For this was the Imperial resort. The Prussian Kaisers would come and meet their Habsburg Emperor cousins here to enjoy the waters and the walking, for both of which it had been famed since the 7th century. Of course, in those pre-skiing days, summer was the high season.
The original article at full length can be found for subscribers at The Telegraph online here, or outside their paywall at MSN online here.

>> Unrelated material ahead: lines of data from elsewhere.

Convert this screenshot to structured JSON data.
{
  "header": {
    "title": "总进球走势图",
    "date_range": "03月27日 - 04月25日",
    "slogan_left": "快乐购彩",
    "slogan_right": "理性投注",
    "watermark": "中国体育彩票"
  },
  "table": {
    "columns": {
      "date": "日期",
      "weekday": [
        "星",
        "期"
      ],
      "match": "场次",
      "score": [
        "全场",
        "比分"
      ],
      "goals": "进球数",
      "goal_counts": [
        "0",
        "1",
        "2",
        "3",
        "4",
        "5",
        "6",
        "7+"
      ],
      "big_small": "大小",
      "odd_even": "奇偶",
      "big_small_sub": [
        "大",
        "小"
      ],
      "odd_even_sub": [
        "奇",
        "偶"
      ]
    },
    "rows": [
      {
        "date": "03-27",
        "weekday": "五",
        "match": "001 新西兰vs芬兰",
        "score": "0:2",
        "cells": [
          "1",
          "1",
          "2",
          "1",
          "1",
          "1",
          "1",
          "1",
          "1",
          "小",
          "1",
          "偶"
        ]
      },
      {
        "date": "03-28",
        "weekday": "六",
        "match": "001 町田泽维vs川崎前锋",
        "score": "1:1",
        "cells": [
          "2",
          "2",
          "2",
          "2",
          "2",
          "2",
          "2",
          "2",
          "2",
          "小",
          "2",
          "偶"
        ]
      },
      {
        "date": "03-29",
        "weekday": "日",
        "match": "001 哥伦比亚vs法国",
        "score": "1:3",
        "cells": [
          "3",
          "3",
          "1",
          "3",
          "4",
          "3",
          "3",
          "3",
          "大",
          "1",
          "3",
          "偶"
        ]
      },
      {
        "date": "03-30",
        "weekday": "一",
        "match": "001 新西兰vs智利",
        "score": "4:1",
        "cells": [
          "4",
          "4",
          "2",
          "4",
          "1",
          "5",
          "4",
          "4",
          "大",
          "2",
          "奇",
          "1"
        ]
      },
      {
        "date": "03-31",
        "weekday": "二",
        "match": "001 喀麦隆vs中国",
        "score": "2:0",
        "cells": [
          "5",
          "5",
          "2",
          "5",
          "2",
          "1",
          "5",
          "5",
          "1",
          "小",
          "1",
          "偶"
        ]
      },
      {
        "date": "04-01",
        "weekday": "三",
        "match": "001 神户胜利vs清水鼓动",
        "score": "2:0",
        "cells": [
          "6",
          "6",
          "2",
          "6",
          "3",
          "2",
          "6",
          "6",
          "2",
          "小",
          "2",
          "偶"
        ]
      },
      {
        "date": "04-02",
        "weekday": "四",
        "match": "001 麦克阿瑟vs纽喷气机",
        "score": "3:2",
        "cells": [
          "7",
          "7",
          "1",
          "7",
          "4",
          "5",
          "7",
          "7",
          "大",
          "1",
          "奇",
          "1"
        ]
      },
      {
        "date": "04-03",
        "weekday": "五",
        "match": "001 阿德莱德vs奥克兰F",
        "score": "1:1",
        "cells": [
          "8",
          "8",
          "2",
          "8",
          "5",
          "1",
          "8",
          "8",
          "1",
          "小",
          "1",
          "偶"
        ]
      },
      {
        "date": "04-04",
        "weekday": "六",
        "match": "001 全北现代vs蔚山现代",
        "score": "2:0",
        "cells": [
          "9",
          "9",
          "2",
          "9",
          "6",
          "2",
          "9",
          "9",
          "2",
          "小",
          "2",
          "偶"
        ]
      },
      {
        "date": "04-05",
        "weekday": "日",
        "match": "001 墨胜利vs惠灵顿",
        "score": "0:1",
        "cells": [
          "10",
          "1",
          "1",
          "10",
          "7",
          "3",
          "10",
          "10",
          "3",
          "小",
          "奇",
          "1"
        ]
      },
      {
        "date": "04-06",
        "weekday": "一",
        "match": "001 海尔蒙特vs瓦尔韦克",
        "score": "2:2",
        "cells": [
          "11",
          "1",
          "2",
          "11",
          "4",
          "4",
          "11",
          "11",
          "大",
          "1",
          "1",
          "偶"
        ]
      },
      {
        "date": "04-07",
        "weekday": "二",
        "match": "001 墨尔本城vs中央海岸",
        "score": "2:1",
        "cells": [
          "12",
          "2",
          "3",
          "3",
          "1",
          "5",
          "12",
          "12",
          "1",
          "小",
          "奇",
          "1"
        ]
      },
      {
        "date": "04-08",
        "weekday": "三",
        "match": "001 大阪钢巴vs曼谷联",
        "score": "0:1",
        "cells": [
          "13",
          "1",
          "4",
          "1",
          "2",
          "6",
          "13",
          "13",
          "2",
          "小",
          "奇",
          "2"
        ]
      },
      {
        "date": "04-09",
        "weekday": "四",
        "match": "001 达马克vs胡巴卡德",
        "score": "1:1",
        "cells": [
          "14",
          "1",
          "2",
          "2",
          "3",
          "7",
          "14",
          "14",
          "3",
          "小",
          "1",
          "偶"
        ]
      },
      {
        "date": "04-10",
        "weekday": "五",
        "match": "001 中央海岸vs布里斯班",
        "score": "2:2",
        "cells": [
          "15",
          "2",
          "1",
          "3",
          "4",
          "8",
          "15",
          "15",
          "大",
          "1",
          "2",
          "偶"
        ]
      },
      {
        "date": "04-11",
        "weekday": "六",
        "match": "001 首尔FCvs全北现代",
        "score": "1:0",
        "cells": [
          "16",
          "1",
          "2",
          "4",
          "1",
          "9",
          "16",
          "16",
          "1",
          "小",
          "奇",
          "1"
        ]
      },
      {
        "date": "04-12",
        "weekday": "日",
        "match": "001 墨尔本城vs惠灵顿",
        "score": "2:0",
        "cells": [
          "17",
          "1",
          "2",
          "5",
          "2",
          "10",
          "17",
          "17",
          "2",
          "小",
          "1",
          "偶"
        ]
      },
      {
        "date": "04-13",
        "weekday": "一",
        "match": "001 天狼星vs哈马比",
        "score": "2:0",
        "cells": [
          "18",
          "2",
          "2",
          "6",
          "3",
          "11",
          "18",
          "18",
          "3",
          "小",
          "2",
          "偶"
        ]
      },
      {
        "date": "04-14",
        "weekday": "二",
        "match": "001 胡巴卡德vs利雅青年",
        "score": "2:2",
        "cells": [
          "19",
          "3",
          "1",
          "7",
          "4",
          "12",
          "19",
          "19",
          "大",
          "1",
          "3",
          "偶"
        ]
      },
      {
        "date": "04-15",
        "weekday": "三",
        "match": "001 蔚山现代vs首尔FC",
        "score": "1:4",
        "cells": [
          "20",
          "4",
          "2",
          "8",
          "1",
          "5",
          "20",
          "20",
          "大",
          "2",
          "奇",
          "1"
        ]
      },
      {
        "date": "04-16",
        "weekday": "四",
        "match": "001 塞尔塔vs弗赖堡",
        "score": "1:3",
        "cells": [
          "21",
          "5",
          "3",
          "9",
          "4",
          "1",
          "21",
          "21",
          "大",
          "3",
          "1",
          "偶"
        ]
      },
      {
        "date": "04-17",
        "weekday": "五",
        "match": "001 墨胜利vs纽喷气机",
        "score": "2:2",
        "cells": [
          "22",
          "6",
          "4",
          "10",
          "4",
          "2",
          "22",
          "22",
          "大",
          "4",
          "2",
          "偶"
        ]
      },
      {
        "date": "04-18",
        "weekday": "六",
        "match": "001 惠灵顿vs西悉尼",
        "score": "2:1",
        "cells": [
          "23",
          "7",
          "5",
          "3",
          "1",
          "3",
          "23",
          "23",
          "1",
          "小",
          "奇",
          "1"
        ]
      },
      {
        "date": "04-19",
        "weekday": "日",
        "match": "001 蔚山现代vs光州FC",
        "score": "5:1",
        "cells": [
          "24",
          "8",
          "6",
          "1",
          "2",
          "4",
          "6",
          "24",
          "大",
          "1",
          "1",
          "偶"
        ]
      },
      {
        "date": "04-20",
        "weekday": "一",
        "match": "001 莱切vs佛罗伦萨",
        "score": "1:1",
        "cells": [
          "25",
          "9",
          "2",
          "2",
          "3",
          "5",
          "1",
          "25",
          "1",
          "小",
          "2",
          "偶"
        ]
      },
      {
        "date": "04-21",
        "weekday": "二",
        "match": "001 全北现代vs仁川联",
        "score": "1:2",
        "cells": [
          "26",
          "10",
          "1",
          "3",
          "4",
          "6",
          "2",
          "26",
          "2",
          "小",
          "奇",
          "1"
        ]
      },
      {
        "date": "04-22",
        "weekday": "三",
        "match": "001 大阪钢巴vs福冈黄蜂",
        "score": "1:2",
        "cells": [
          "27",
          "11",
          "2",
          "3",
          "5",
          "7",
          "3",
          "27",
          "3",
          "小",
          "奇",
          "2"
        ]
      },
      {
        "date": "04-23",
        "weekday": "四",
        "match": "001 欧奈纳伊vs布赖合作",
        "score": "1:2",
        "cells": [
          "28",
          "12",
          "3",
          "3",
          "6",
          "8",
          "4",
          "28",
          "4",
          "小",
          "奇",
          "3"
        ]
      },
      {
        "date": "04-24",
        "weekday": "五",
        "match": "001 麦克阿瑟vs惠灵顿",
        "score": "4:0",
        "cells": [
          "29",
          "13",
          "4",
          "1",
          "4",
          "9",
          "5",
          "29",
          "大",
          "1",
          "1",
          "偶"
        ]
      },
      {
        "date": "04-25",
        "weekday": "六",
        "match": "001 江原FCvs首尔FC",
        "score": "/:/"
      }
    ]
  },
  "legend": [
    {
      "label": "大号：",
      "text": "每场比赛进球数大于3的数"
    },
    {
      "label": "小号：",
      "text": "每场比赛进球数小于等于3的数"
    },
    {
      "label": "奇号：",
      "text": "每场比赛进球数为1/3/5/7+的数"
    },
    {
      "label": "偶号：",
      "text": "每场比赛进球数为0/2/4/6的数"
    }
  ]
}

I enclose the important final paragraph below.
Indeed, in order to put itself back up among the first rank of such resorts, to outdo those who once outstripped Gastein like the younger but more glamorous – for now – Swiss resort of St Moritz and nearby Kitzbühel, they are even arranging the first ever Imperial Snow Polo Cup at Sport Gastein to open the winter season, with a host of royalty on the guest list; fixers from that world like Major Peter Hunter of Guards Polo Club from England and International Polo Events, and sponsorship being discussed between the incoming Hirmer Group’s Travel Charme Hotels, who are set to restore and reopen Gastein’s Bel Epoque Jewel in the Crown, the once world-famous Hotel Straubinger, and the Grande Dame of all Austrian hotels today, The Imperial in Vienna.